The Camp Fire in California devastated the town of Paradise and the death toll keeps mounting as new bodies or remnants keep turning up. Those who have managed to escape are now trying to find shelter in order to begin a new phase in their lives. Some lucky ones have already found temporary shelters while others have moved in with relatives.

Sky News reports Butte County Sheriff's Office has indicated the revised official list of missing persons in the wildfire as 631. Their whereabouts and fate remain unknown and the figure is considerably more than the earlier figure of 297.

The extent of damage was beyond imagination and the situation was chaotic, hence the confusion. Sheriff Kory Honea explained to the media that - "I want you to understand that the chaos we were dealing with was extraordinary."

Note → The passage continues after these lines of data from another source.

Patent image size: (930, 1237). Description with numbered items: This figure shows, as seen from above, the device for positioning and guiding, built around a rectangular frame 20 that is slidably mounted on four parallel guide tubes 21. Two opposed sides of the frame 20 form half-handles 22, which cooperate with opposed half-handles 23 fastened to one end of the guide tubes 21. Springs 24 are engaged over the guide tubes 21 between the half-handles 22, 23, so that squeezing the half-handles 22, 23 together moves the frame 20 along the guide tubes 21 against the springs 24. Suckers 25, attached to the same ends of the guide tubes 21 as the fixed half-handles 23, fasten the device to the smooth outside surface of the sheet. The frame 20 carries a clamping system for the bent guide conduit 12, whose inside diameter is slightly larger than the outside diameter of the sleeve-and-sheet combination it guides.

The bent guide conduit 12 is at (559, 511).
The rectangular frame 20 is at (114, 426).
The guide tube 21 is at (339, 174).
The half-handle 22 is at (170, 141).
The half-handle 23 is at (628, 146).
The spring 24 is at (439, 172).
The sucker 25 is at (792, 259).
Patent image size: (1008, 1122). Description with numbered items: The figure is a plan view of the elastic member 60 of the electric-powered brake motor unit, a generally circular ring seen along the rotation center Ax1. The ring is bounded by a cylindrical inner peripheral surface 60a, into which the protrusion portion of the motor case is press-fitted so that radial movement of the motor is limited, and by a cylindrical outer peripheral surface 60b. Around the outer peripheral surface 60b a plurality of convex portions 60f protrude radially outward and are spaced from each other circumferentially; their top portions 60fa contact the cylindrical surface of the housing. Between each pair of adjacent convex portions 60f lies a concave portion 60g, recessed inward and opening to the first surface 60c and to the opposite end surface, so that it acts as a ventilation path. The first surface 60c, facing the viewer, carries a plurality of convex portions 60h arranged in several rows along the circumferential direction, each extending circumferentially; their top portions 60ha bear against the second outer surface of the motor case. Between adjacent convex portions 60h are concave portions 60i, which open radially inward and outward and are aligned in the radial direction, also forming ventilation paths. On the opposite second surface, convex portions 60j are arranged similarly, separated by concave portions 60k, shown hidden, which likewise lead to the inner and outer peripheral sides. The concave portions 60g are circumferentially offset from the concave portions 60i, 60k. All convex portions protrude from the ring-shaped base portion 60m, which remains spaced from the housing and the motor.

Massive rescue operation under way

In the opinion of the authorities, the high number of fatalities could be because of high-speed flames fanned by strong winds. Paradise is a relatively small town with a population of 27,000 and the suddenness of the wildfire took them by surprise.

They had very little reaction time. Teams of cadaver dogs are helping the search operations while thousands of firefighters are battling the blaze.

The California Department of Forestry and Fire Protection (Cal Fire) has provided some tentative figures for losses. It seems the wildfire destroyed 8,700 homes and more than 15,000 buildings stand threatened.

The Camp Fire spread to nearly 140,000 acres and was contained to the extent of 40%.

White House informs that president Donald Trump will visit California on Saturday and interact with those who are affected. The US president had initially blamed the state officials for the wildfire. He even threatened to withhold federal payments.

However, there seems to be a change in his perception.

Cause of the fire still not known

According to The Globe and Mail, the death toll in the California wildfire is 63 with more than 600 missing. Wildfires are not new to California but this one erupted a week ago in the drought-parched Sierra foothills. It is now one of the most lethal single U.S. wildfires since the turn of the century.

There could be a number of factors responsible for the high death toll. Some of these are the wind-driven flames, aggravated because of the scrub and trees in its path. Many of the survivors are now moving in temporarily with friends or relatives or trying to go to American Red Cross shelters.

Butte County Sheriff Honea has explained that the list of missing persons will keep fluctuating depending on the availability of more information. The cause of the wildfire is under investigation. There are reports from a couple of electric utilities about equipment problems near the blazes around the same time and experts are examining these.